Rosa Maria Marini Mariotto

Resumo:

A pesquisa “Metodologia IRDI nas Creches”, realizada pelos pesquisadores no âmbito das creches de Curitiba aplicou o Protcolo IRDI e a Avaliação Psicanalítica aos 3 anos (AP3). Um dos objetivos iniciais desta experiência foi o de avaliar a validade desses instrumentos no processo de formação e acompanhamento dos educadores de creche. Apresentaremos alguns resultados obtidos a partir do manejo desses instrumentos com esses profissionais em sua compreensão dos conceitos de cuidado e educação, de sua função subjetivante junto aos bebês que acolhem, bem como a compreensão de sinal de risco psíquico. Esses resultados indicam a vocação ‘formativa’ desses instrumentos nos espaços de educação infantil. Apresentaremos também as ressonâncias do Protocolo IRDI na legislação municipal quanto ao uso de protocolos de risco psíquico no interior das creches.

Introdução

De modo geral, pode-se – infelizmente – afirmar que o desenvolvimento infantil tem baixa prioridade dentro dos serviços de saúde no Brasil. Pouco tempo tem sido alocado para a formação e o treinamento de profissionais de saúde que acompanham o desenvolvimento da pequena criança e esse fato tem sido evidenciado por meio de um baixíssimo preenchimento dos marcos de desenvolvimento nos Cartões de Saúde da Criança, embora informações sobre crescimento e imunizações sejam documentadas relativamente bem (Mariotto, 2016).

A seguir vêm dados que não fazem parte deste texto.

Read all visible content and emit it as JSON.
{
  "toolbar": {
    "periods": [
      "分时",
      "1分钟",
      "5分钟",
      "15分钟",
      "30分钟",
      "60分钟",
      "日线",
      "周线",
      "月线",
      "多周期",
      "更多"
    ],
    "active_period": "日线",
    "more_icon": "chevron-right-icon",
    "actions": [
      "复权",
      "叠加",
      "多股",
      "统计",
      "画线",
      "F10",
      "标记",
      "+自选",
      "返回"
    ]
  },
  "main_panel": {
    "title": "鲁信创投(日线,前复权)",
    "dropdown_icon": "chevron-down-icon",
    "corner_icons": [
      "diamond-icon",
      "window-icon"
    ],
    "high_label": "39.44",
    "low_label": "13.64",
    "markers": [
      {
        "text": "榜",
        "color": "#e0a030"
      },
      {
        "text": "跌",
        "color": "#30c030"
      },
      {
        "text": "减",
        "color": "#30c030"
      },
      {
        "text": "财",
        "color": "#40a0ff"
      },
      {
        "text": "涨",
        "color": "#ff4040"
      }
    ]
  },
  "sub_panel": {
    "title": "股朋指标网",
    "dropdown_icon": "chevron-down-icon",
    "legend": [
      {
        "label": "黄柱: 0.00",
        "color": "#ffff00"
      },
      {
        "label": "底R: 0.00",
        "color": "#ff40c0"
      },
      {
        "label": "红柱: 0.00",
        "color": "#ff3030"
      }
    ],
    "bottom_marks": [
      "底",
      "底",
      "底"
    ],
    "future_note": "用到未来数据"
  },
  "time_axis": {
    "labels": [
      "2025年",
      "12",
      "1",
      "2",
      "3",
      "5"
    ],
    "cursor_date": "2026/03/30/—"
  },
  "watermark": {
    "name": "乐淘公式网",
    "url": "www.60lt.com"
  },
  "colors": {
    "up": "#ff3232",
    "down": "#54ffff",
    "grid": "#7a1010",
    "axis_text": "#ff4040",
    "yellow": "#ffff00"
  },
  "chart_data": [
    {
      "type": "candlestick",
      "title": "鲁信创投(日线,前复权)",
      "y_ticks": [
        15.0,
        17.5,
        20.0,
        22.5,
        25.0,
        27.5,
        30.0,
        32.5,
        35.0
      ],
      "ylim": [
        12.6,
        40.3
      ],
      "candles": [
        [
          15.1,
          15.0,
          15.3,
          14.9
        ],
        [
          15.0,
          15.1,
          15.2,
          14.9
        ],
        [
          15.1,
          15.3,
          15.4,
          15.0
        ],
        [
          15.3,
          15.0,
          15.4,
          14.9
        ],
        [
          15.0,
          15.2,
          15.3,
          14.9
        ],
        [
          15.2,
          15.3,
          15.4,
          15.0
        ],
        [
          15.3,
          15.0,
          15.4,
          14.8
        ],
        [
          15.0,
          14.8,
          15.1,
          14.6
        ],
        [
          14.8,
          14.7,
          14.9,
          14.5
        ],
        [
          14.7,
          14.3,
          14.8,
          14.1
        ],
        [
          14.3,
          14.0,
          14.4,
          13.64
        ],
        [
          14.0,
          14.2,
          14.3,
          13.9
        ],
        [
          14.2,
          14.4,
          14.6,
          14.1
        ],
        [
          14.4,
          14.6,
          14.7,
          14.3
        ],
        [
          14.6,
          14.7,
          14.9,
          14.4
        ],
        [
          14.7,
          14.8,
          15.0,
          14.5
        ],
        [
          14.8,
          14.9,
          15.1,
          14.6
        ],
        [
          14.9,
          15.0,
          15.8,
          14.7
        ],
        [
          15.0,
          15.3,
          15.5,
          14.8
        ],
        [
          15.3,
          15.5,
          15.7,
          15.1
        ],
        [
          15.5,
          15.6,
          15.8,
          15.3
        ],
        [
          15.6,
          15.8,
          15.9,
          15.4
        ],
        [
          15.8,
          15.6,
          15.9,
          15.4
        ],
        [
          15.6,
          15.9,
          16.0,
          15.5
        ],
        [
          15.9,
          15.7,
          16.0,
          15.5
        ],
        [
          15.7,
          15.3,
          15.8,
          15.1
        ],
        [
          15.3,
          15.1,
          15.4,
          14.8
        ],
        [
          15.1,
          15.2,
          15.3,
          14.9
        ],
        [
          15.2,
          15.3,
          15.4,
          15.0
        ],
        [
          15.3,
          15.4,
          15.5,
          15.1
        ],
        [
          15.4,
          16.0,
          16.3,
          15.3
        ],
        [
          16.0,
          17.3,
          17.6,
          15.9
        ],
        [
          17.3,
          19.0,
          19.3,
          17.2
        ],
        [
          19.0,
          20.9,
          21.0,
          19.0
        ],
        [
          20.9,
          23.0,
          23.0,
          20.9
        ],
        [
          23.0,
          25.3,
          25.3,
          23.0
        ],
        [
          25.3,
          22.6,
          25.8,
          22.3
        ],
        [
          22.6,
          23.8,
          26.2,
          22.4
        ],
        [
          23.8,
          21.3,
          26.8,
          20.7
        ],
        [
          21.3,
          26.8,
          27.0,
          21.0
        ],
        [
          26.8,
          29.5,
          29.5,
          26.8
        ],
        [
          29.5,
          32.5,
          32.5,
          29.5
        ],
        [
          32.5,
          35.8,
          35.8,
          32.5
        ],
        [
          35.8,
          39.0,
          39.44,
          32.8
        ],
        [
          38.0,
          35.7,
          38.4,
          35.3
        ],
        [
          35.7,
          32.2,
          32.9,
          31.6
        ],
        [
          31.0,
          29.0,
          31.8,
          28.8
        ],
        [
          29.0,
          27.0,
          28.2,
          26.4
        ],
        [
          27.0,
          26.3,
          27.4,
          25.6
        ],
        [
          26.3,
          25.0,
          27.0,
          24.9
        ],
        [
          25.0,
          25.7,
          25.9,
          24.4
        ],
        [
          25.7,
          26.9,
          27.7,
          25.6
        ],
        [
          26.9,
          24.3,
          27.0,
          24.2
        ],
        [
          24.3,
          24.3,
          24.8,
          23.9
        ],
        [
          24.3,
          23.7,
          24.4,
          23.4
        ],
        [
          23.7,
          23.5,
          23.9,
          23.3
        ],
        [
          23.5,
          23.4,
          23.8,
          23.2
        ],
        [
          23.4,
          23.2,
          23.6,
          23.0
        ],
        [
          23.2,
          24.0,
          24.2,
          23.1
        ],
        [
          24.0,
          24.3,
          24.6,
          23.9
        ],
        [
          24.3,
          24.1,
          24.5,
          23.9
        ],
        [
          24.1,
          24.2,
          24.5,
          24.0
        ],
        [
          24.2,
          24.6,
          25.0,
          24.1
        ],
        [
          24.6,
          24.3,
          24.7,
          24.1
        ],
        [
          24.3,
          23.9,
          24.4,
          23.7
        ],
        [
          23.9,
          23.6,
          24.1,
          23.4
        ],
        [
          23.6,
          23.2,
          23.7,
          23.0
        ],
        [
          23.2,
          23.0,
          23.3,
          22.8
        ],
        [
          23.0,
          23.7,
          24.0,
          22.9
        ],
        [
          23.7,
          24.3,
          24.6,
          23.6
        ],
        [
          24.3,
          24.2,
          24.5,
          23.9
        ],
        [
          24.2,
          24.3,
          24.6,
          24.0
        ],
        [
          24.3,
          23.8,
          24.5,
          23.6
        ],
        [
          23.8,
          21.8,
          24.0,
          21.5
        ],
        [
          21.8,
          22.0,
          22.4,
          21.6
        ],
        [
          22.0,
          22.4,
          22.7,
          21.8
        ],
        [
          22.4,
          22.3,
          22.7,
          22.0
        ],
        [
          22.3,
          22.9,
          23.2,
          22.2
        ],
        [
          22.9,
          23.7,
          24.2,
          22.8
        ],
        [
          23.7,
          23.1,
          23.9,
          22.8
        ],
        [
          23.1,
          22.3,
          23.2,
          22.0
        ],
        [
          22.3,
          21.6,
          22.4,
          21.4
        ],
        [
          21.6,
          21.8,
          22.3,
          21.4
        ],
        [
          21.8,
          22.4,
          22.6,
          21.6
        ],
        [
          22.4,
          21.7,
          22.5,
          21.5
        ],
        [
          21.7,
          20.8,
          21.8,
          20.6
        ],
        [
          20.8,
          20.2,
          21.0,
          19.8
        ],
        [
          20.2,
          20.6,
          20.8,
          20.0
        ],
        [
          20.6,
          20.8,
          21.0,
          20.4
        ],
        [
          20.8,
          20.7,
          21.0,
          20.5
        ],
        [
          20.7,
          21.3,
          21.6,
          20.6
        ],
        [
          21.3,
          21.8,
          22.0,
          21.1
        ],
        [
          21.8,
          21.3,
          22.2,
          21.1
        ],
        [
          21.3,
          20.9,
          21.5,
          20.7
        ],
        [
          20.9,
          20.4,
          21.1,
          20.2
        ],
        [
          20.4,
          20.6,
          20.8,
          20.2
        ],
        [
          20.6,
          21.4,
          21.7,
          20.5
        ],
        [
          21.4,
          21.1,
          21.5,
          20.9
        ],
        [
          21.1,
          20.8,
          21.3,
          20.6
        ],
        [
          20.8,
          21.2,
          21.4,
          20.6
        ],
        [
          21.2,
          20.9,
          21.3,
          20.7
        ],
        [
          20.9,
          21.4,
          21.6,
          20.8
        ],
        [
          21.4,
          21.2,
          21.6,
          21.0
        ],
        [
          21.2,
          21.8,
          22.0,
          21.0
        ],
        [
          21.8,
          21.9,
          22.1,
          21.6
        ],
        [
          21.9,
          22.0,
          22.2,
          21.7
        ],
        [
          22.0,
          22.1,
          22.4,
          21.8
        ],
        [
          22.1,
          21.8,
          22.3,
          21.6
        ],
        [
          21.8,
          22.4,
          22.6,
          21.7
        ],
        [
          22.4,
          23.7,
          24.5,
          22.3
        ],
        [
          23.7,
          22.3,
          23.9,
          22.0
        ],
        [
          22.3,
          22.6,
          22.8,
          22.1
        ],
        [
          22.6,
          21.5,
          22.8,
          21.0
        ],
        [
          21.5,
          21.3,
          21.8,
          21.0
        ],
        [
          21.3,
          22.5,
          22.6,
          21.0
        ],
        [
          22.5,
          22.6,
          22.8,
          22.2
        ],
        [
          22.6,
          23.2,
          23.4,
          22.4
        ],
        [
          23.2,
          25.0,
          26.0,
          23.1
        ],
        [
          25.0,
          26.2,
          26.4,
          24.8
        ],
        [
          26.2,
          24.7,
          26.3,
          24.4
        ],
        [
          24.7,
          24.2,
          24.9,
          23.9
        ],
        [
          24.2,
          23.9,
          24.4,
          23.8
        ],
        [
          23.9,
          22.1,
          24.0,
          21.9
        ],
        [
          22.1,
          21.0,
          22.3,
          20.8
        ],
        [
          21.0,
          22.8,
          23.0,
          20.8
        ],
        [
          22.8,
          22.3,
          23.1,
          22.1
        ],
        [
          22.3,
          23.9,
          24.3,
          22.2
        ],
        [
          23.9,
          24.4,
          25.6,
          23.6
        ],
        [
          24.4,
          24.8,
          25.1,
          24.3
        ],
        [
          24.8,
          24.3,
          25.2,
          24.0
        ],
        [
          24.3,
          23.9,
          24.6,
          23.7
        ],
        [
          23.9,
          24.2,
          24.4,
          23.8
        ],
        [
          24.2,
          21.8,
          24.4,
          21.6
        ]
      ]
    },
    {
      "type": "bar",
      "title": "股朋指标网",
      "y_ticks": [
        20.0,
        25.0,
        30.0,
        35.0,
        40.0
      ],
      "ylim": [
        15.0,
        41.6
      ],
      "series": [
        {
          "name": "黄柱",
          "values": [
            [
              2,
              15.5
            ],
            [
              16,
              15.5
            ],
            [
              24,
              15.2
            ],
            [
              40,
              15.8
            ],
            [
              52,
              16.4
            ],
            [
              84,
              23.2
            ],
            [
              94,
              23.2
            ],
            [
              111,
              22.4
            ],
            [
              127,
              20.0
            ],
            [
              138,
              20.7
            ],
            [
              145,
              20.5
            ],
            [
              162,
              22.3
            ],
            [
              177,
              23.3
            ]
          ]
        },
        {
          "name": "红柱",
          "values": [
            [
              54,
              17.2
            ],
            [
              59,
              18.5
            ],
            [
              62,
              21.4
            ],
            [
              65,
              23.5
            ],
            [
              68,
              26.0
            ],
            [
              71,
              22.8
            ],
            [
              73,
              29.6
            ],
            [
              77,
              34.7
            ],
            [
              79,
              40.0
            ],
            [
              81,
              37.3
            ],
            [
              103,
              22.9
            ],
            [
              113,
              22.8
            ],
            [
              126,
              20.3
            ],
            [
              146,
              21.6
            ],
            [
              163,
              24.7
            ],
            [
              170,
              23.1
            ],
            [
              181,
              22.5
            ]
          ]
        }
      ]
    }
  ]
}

No entanto, a prática no campo da saúde mental com bebês de 0 a 18 meses tem sido foco de atenção das mais diversas áreas de atuação.

A Organização Mundial da Saúde – OMS – afirma, em seu relatório de 2001, que: a saúde mental é tão importante como a saúde física para o bem-estar dos indivíduos, das sociedades e dos países. Porém, só uma pequena minoria dos 450 milhões de pessoas que apresentam perturbações mentais e comportamentais recebem tratamento. Avanços na neurociência e na medicina já mostraram que, como muitas doenças físicas, estas perturbações resultam de uma complexa interação de fatores biológicos, psicológicos e sociais. Embora ainda haja muito por aprender, já temos o conhecimento e a capacidade necessários para reduzir o peso que as perturbações mentais e comportamentais representam em todo o mundo (OMS, 2001).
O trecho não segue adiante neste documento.